Auteur : Alexandre Dumas
Préface : Francis Lacassin
Date de saisie : 21/06/2008
Genre : Romans et nouvelles - français
Editeur : Serpent à Plumes, Paris, France
Collection : Motifs, n° 315
Prix : 6.50 € / 42.64 F
ISBN : 978-2-268-06604-2
GENCOD : 9782268066042
Sorti le : 19/06/2008
Sous le règne du roi Dagobert, le petit Lyderic est trouvé dans la forêt par une biche. Elevé par un anachorète, chéri des animaux et guidé par un rossignol, il est armé de sa seule bravoure et d'une épée, Balmung, qu'il a lui-même forgée. Il parvient à reconquérir son nom, à retrouver sa mère, ses domaines et à en chasser l'usurpateur meurtrier de son père...
Imaginé en 1839, cinq ans avant d'Artagnan, le héros Lyderic signe le retour de Dumas vers le merveilleux et le surnaturel. Inspiré par les légendes et les mythes, Dumas se réfère aux canons du merveilleux et les dépoussière pour y apposer sa touche personnelle. De 1832 à 1844 et de 1852 à 1860, soit pendant près de vingt ans, Dumas a écrit des contes tout un pan méconnu de son oeuvre qui mérite d'être redécouvert aujourd'hui.

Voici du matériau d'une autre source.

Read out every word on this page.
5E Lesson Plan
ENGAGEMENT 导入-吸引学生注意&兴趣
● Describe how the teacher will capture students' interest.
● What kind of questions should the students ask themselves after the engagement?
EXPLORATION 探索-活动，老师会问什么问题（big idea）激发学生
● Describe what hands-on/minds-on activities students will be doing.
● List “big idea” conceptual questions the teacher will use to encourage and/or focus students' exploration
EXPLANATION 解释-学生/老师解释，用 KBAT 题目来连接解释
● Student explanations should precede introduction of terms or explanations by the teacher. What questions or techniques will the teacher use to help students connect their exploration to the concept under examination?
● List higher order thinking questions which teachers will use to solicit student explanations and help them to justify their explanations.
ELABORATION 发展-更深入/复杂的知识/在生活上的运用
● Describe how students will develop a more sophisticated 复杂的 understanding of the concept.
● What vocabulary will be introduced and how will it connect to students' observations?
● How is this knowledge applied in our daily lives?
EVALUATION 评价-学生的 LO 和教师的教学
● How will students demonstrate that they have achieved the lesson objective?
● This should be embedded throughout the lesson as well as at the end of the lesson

L'ORIGINE DES COMTES de Flandre remonterait, s'il faut en croire la chronique, à l'an 640 : comme toute grande puissance, son berceau est entouré de ces traditions mystérieuses familières à tous les peuples et qui se sont perpétuées depuis Sémiramis, la fille des colombes, jusqu'à Remus et Romulus, les nourrissons de la louve. Voici, au reste, cette tradition dans toute sa simplicité :
Vers la fin de l'an 628, Boniface V étant pape à Rome et Clotaire régnant sur l'empire des Francs, Salwart, prince de Dijon, revenant, avec sa femme Ermengarde, de faire baptiser dans une église très vénérée, Lyderic, leur fils premier-né, traversait la forêt de Sans-Merci, que l'on appelait ainsi à cause des brigandages qu'y exerçait Phinard, prince de Buck. Malgré la mauvaise réputation du lieu, Salwart, comptant sur son courage, n'avait autour de lui, pour toute suite, que quatre serviteurs, lorsque, arrivés vers la fin du jour à un endroit très épais et très sombre de la forêt, il fut attaqué par une troupe d'une vingtaine d'hommes, commandée par un chef qu'à sa taille gigantesque il lui fut facile de reconnaître pour le prince de Buck. Malgré la disproportion du nombre, il ne résolut pas moins de combattre, non point qu'il eût l'espérance de sauver sa vie, mais parce que pendant le combat il espérait que sa femme et son enfant auraient le temps de fuir. En effet, comme la nuit, ainsi que nous l'avons dit, commençait à se faire sombre, Ermengarde se laissa glisser au bas de son cheval et s'enfonça dans la forêt. Confiante alors dans la providence de Dieu, et voulant accomplir autant qu'il était en elle ses devoirs de mère et d'épouse, elle cacha son enfant au milieu d'un buisson, qui poussait proche d'une fontaine appelée encore aujourd'hui le Saulx, à cause des grands saules qui l'ombrageaient ; puis, après l'avoir recommandé à Dieu dans une ardente prière, elle revint vers l'endroit de la forêt où elle avait quitté son mari, afin, vivant ou mort, libre ou prisonnier, de partager le sort qu'il avait plu au Seigneur de lui faire.